Siapa yang mengusulkan pemecatan itu? Yaitu Al Hajjad bin Yusuf, gubernur Irak. Karena setiap Al Hajjad naik haji, ia tidak boleh melewati Madinah oleh Umar bin Abdul Aziz. Kata Umar bin Abdul Aziz : “Kalau di akhirat nanti kita disuruh membawa orang jahat masing-masing dari kita, lalu kita dari Bani Umayyah membawa Al Hajjad maka semua akan kalah oleh kejahatannya Al Hajjad.”

Oleh karena itulah Al Hajjad mengusulkan agar Umar bin Abdul Aziz ditarik kembali ke Damaskus. Menjadi keluarga kerajaan tanpa jabatan.

Fatimah binti Abdul Malik

Beberapa waktu berlalu, Al Hajjad meninggal setelah menghukum seorang ulama besar, dan Umar bin Abdul Aziz pun sujud syukur saat itu. Hingga tak berapa lama, khalifah Walid bin Abdul Malik juga meninggal, lalu digantikan oleh adiknya, Sulaiman.

Begitu Sulaiman bin Abdul Malik naik tahta inilah, Umar bin Abdul Aziz dijadikan penasihat khalifah. Dalam masa jabatannya, Umar bin Abdul Aziz memberikan nasihat-nasihat agar pemerintahannya ini selalu berpihak pada rakyat. Namun dalam kurun waktu tersebut, hanya sekitar 50% saja nasihat-nasihat dari Umar bin Abdul Aziz yang bisa dieksekusi. Karena masih terhalang dengan pejabat-pejabat yang sulit dikendalikan.

Beberapa kali Umar bin Abdul Aziz pulang dengan kecewa, Fatimah lah yang menghibur dan menguatkan suaminya.

Sulaiman bin Abdul Malik adalah seorang pemimpin yang hobi makan. Sampai pernah diceritakan bahwa ketika makan malam, beliau pernah menghabiskan 200 butir telur burung dalam sekali makan. Sehingga hobinya inilah yang menyebabkan tubuhnya menjadi gemuk dan tidak sehat.

Hingga dalam waktu pemerintahannya yang singkat itu, beliau jatuh sakit, dan ketika sakaratul maut beliau memanggil Raja bin Haywah, seorang ulama besar saat itu yang sering menjadi penasihat agama beliau. Sulaiman juga memanggil putranya yang masih kecil, masih kedodoran mengenakan jubah kerajaan juga tidak mampu memikul pedang.

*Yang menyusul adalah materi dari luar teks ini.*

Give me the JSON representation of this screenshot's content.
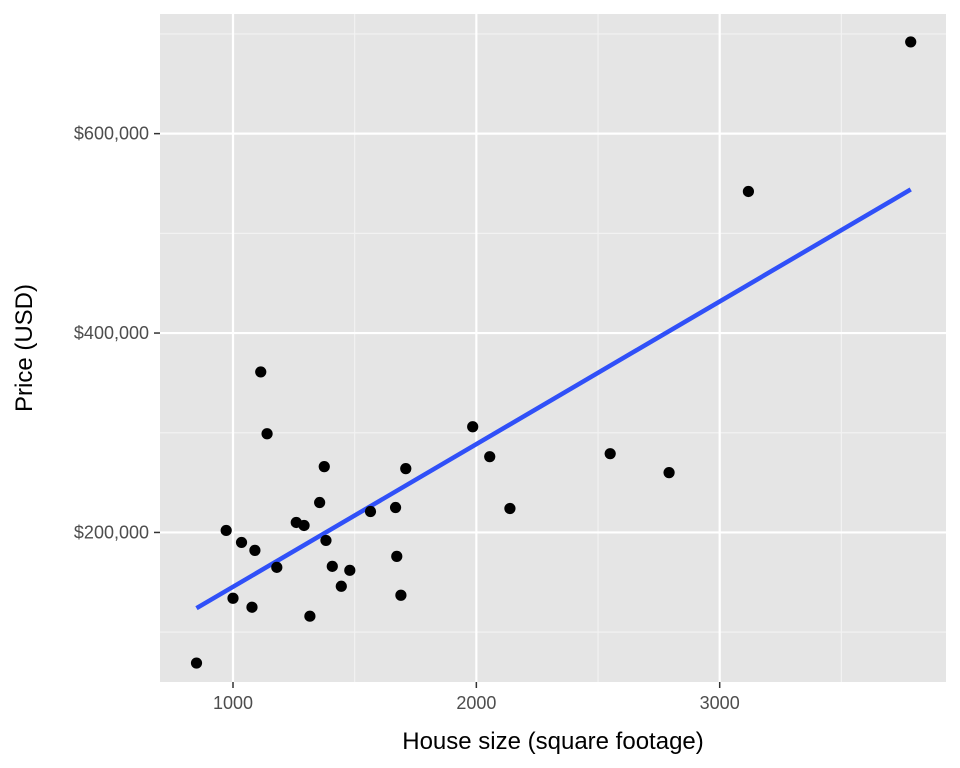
{
  "chart_data": {
    "type": "scatter",
    "xlabel": "House size (square footage)",
    "ylabel": "Price (USD)",
    "xlim": [
      700,
      3930
    ],
    "ylim": [
      50000,
      720000
    ],
    "x_ticks": [
      1000,
      2000,
      3000
    ],
    "x_minor_ticks": [
      1500,
      2500,
      3500
    ],
    "y_ticks": [
      200000,
      400000,
      600000
    ],
    "y_tick_labels": [
      "$200,000",
      "$400,000",
      "$600,000"
    ],
    "y_minor_ticks": [
      100000,
      300000,
      500000,
      700000
    ],
    "grid": true,
    "panel_color": "#e5e5e5",
    "point_color": "#000000",
    "trend_color": "#3050f8",
    "points": [
      {
        "x": 850,
        "y": 69000
      },
      {
        "x": 972,
        "y": 202000
      },
      {
        "x": 1000,
        "y": 134000
      },
      {
        "x": 1035,
        "y": 190000
      },
      {
        "x": 1078,
        "y": 125000
      },
      {
        "x": 1090,
        "y": 182000
      },
      {
        "x": 1114,
        "y": 361000
      },
      {
        "x": 1140,
        "y": 299000
      },
      {
        "x": 1180,
        "y": 165000
      },
      {
        "x": 1260,
        "y": 210000
      },
      {
        "x": 1292,
        "y": 207000
      },
      {
        "x": 1316,
        "y": 116000
      },
      {
        "x": 1356,
        "y": 230000
      },
      {
        "x": 1375,
        "y": 266000
      },
      {
        "x": 1382,
        "y": 192000
      },
      {
        "x": 1408,
        "y": 166000
      },
      {
        "x": 1445,
        "y": 146000
      },
      {
        "x": 1480,
        "y": 162000
      },
      {
        "x": 1565,
        "y": 221000
      },
      {
        "x": 1668,
        "y": 225000
      },
      {
        "x": 1673,
        "y": 176000
      },
      {
        "x": 1690,
        "y": 137000
      },
      {
        "x": 1710,
        "y": 264000
      },
      {
        "x": 1985,
        "y": 306000
      },
      {
        "x": 2055,
        "y": 276000
      },
      {
        "x": 2138,
        "y": 224000
      },
      {
        "x": 2550,
        "y": 279000
      },
      {
        "x": 2792,
        "y": 260000
      },
      {
        "x": 3118,
        "y": 542000
      },
      {
        "x": 3785,
        "y": 692000
      }
    ],
    "trend_line": {
      "x": [
        850,
        3785
      ],
      "y": [
        124000,
        544000
      ]
    }
  }
}
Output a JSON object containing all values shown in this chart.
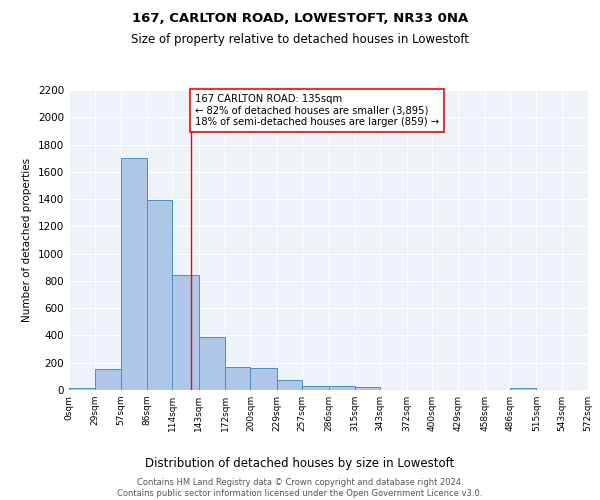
{
  "title1": "167, CARLTON ROAD, LOWESTOFT, NR33 0NA",
  "title2": "Size of property relative to detached houses in Lowestoft",
  "xlabel": "Distribution of detached houses by size in Lowestoft",
  "ylabel": "Number of detached properties",
  "bin_edges": [
    0,
    29,
    57,
    86,
    114,
    143,
    172,
    200,
    229,
    257,
    286,
    315,
    343,
    372,
    400,
    429,
    458,
    486,
    515,
    543,
    572
  ],
  "bar_heights": [
    15,
    155,
    1700,
    1390,
    840,
    390,
    170,
    165,
    70,
    30,
    30,
    20,
    0,
    0,
    0,
    0,
    0,
    15,
    0,
    0
  ],
  "bar_color": "#aec6e8",
  "bar_edge_color": "#4a90c4",
  "red_line_x": 135,
  "ylim": [
    0,
    2200
  ],
  "yticks": [
    0,
    200,
    400,
    600,
    800,
    1000,
    1200,
    1400,
    1600,
    1800,
    2000,
    2200
  ],
  "annotation_text": "167 CARLTON ROAD: 135sqm\n← 82% of detached houses are smaller (3,895)\n18% of semi-detached houses are larger (859) →",
  "background_color": "#eef2f9",
  "grid_color": "#ffffff",
  "footer_text": "Contains HM Land Registry data © Crown copyright and database right 2024.\nContains public sector information licensed under the Open Government Licence v3.0.",
  "tick_labels": [
    "0sqm",
    "29sqm",
    "57sqm",
    "86sqm",
    "114sqm",
    "143sqm",
    "172sqm",
    "200sqm",
    "229sqm",
    "257sqm",
    "286sqm",
    "315sqm",
    "343sqm",
    "372sqm",
    "400sqm",
    "429sqm",
    "458sqm",
    "486sqm",
    "515sqm",
    "543sqm",
    "572sqm"
  ]
}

Sulaiman berkata; “betapa bahagianya orang-orang yang meninggal dan anaknya sudah besar.”

Lalu Raja bin Haywah menjawab; “Wahai amirul mukminin, orang yang paling berbahagia adalah yang beriman dan bertaqwa. Jika engkau ingin hisab di akhirat kelak ringan, maka tunjuklah penerusmu bukan putramu, tapi orang-orang yang salih dan bertaqwa.”

“Lalu siapa?”

“Adikmu, adik iparmu.”

“Tapi kalau aku menunjuknya sebagai penerusku, maka adik-adik kandungku lainnya akan protes. Mereka punya angkatan perang, itu bisa mengacaukan negara.”

“Bagaimana kalau engkau menunjuknya berurutan? Kau tunjuk Umar bin Abdul Aziz, kalau Umar meninggal digantikan Yazid, dan kalau Yazid meninggal digantikan Hisyam.”

Lalu ditulislah wasiat seperti itu. Hingga akhirnya Umar bin Abdul Aziz menjadi khalifah yang dibaiat di masjid Jami’ Umawi di Damaskus.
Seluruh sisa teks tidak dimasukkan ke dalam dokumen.